História, sorte e acaso

Por Tostão

No futebol, pelas inúmeras possibilidades de explicar os fatos, a história é, com frequência, mal contada e/ou distorcida. A versão que fica não costuma ser a mais correta, e sim a mais interessante, a que dá mais audiência. Além disso, nossas lembranças afetivas, das quais não temos nenhuma dúvida, estão mais próximas de nossas imaginações e desejos do que da realidade. O ser humano mente muito, com ou sem intenção.

Uma partida de futebol contém várias controvérsias e inverdades. Apesar de Ronaldinho dizer mil vezes que o primeiro gol contra o São Paulo foi por sorte –prefiro dizer acaso–, que ele estava com sede e que foi pedir água a Rogério Ceni, muitos insistem que tudo foi planejado pelo mágico Cuca, e/ou que o gol foi resultado da malandragem e da experiência de Ronaldinho.

Ronaldinho estava livre, dentro da área, por acaso, por ter sede. Aí, ele e Marcos Rocha (avisado por Tardelli, como mostra a imagem), perceberam rapidamente o lance, facilitados pela distração dos jogadores do São Paulo.

Acaso é diferente de sorte. Diz o Aurélio: “Acaso é o conjunto de pequenas causas independentes entre si, que se prendem a leis ignoradas ou mal conhecidas, e que determinam um acontecimento qualquer”.

Muitas partidas são decididas pelos detalhes técnicos, táticos, físicos, emocionais e pelo imponderável. Ignorar a importância do acaso, no futebol e em nossas vidas, é uma postura prepotente, tecnicista.

Independentemente das razões, Ronaldinho brilhou contra o São Paulo. Cada dia mais, acredito que ele vai ser destaque no Atlético-MG por um bom tempo, e cada dia menos, acredito que ele vai brilhar, com regularidade, na seleção. É óbvio que seleção e clube são diferentes. Mas, no momento atual, isso é mais marcante. Não dá para transportar para a seleção o Independência, a torcida fanática do Atlético e muito menos a maneira sufocante de o time jogar nesse estádio. Não dá também para transportar para a seleção o show individual de Neymar no Santos, desvinculado do jogo coletivo. Mesmo assim, ele é excepcional e a grande esperança.

Há muitos chavões e lendas sobre a história do futebol brasileiro. Esse assunto é interminável.

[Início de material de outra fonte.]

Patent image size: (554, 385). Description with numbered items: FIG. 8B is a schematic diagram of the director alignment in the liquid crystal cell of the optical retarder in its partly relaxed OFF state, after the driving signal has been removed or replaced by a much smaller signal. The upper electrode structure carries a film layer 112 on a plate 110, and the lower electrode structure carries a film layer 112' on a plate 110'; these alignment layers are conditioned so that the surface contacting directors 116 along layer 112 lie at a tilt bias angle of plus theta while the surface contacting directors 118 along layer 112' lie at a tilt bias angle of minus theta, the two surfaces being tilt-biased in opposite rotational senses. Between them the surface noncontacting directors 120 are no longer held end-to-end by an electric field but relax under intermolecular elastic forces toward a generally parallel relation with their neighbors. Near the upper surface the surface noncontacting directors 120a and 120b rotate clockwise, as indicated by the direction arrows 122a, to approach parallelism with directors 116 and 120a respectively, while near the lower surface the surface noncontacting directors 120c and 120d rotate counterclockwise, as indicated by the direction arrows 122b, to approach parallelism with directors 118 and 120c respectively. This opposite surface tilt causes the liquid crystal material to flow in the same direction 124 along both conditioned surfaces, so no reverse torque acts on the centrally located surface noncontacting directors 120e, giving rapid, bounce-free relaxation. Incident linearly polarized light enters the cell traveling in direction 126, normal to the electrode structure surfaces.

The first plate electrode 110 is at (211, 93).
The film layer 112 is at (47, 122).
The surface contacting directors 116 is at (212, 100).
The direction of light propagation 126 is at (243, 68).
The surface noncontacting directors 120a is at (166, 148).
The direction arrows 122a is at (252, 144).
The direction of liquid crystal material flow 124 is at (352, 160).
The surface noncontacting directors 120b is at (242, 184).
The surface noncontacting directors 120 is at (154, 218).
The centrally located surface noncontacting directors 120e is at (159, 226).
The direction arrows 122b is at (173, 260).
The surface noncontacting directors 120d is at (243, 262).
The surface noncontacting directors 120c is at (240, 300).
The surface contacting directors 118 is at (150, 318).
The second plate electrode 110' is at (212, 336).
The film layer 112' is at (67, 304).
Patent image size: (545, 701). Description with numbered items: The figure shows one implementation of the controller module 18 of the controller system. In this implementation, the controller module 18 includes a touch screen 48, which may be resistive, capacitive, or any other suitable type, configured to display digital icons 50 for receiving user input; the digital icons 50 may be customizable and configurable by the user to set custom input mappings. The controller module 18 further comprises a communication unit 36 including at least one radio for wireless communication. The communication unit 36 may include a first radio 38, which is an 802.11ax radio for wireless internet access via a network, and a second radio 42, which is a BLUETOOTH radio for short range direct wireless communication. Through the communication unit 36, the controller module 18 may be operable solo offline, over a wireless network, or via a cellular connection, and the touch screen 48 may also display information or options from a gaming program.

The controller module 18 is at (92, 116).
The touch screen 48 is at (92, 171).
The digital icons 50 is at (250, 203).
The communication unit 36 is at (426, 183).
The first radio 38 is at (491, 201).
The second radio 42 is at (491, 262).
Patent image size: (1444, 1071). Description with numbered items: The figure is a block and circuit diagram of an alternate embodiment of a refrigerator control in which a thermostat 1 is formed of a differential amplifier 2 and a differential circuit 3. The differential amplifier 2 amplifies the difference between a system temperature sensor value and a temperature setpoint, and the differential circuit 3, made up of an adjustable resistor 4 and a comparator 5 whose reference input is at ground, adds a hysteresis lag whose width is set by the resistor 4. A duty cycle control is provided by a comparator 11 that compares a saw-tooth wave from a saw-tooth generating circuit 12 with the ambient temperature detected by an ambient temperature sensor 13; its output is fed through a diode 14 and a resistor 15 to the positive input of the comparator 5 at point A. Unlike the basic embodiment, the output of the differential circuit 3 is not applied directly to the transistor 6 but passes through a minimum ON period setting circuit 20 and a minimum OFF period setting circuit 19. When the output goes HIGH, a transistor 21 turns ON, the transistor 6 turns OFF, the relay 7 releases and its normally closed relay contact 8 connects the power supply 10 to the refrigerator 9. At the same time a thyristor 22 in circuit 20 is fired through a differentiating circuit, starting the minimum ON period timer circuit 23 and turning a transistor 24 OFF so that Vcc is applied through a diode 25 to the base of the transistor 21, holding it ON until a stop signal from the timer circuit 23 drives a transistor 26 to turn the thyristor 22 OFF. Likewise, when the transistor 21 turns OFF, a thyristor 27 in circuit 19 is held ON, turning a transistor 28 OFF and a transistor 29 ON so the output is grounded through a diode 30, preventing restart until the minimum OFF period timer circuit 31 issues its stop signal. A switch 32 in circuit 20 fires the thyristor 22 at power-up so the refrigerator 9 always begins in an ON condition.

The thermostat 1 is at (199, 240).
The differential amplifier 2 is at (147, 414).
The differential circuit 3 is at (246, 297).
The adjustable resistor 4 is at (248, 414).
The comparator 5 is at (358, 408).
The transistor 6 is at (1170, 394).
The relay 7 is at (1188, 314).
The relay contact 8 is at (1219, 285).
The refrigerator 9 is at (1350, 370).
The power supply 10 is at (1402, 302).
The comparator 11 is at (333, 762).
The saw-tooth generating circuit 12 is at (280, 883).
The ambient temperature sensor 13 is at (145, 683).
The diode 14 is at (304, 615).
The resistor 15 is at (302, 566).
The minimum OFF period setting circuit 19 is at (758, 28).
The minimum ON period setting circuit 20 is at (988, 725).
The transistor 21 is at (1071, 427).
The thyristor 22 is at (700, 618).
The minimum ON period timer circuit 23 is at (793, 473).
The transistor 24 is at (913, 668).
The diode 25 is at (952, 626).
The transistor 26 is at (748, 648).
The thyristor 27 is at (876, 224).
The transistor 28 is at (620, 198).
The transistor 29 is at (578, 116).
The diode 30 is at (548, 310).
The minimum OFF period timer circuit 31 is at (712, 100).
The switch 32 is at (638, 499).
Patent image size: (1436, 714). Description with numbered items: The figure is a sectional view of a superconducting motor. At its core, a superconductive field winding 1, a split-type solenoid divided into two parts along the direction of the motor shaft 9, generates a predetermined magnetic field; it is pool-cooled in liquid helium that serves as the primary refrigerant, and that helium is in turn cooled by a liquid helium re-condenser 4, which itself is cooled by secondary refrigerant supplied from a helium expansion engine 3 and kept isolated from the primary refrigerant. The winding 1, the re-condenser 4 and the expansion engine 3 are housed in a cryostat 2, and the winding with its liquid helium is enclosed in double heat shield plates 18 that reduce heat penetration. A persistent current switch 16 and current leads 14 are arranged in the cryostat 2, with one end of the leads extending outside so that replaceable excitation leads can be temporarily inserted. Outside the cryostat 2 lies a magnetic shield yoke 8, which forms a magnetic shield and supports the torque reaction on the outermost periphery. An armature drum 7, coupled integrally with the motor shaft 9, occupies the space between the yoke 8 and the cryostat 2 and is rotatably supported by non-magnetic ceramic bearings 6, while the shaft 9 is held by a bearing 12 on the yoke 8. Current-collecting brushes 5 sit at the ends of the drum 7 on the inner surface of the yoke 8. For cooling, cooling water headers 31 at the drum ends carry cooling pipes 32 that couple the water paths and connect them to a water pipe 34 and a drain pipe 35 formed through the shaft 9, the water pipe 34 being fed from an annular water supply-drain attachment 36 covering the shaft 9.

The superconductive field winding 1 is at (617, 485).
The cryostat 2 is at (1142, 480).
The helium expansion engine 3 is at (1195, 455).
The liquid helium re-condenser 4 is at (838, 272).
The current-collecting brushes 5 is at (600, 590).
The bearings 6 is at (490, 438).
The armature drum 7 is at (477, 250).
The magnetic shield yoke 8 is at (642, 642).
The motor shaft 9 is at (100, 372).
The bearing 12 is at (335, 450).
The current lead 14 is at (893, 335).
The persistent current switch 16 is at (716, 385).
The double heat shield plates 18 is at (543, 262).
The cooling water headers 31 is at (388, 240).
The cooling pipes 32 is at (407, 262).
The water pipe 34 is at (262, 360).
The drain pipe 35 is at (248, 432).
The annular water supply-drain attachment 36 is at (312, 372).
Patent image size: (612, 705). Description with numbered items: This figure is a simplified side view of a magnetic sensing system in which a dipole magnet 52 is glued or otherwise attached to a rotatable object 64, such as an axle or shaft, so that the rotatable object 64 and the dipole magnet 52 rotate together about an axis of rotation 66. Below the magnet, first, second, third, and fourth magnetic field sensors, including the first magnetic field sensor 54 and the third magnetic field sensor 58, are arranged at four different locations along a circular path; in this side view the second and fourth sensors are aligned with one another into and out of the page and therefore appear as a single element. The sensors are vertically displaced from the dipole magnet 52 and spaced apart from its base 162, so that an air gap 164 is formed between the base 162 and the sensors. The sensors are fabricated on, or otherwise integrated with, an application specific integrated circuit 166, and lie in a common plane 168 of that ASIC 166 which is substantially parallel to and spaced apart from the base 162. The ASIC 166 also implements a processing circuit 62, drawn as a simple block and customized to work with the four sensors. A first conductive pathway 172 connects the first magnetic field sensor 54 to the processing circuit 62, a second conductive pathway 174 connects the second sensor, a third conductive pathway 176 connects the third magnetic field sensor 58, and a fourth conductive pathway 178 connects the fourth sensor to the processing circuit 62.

Tenho admiração pelos comentários de Mauro Cezar Pereira, concordo que Ganso não teve vibração ao desistir de tentar desarmar Ronaldinho no segundo gol, mas discordo quando ele diz que Ganso se parece com um jogador do passado. Havia, antigamente, como hoje, jogadores de todos os estilos e de todos os níveis técnicos.

Gerson, pelo posicionamento, Piazza, pela antecipação, Zé Carlos (ex-Cruzeiro e Guarani), pela técnica e força física na disputa da bola, e outros armadores estão entre os melhores marcadores da história do futebol brasileiro, incluindo os de hoje.

3 comentários em “História, sorte e acaso

  1. Me pareceu que o Tostão não gostou do MCP, genericamente, associar a falta de combatividade ao futebol jogado no passado. Daí, então, fui atrás para assistir ou ler o que disse o jornalista. Foi quando, perplexo, verifiquei, além da inteira procedência da crítica do Tostão, que o MCP, numa indignação só cabível num técnico ou dirigente de time, atribuir ao Ganso, bem dizer, toda a culpa pelo segundo gol do Atlético, e quase se descabelando todo, destinar ao Ganso crítica absolutamente desproporcional à situação. Mesmo eu que tenho algumas restrições ao comportamento do Ganso em campo, desde o tempo em que ele atuava na Seleção brasileira da categoria de base, achei que o MCP se excedeu. O blog bem que poderia submeter ao debate dos comentaristas a manifestação do MCP a que se refere o Tostão.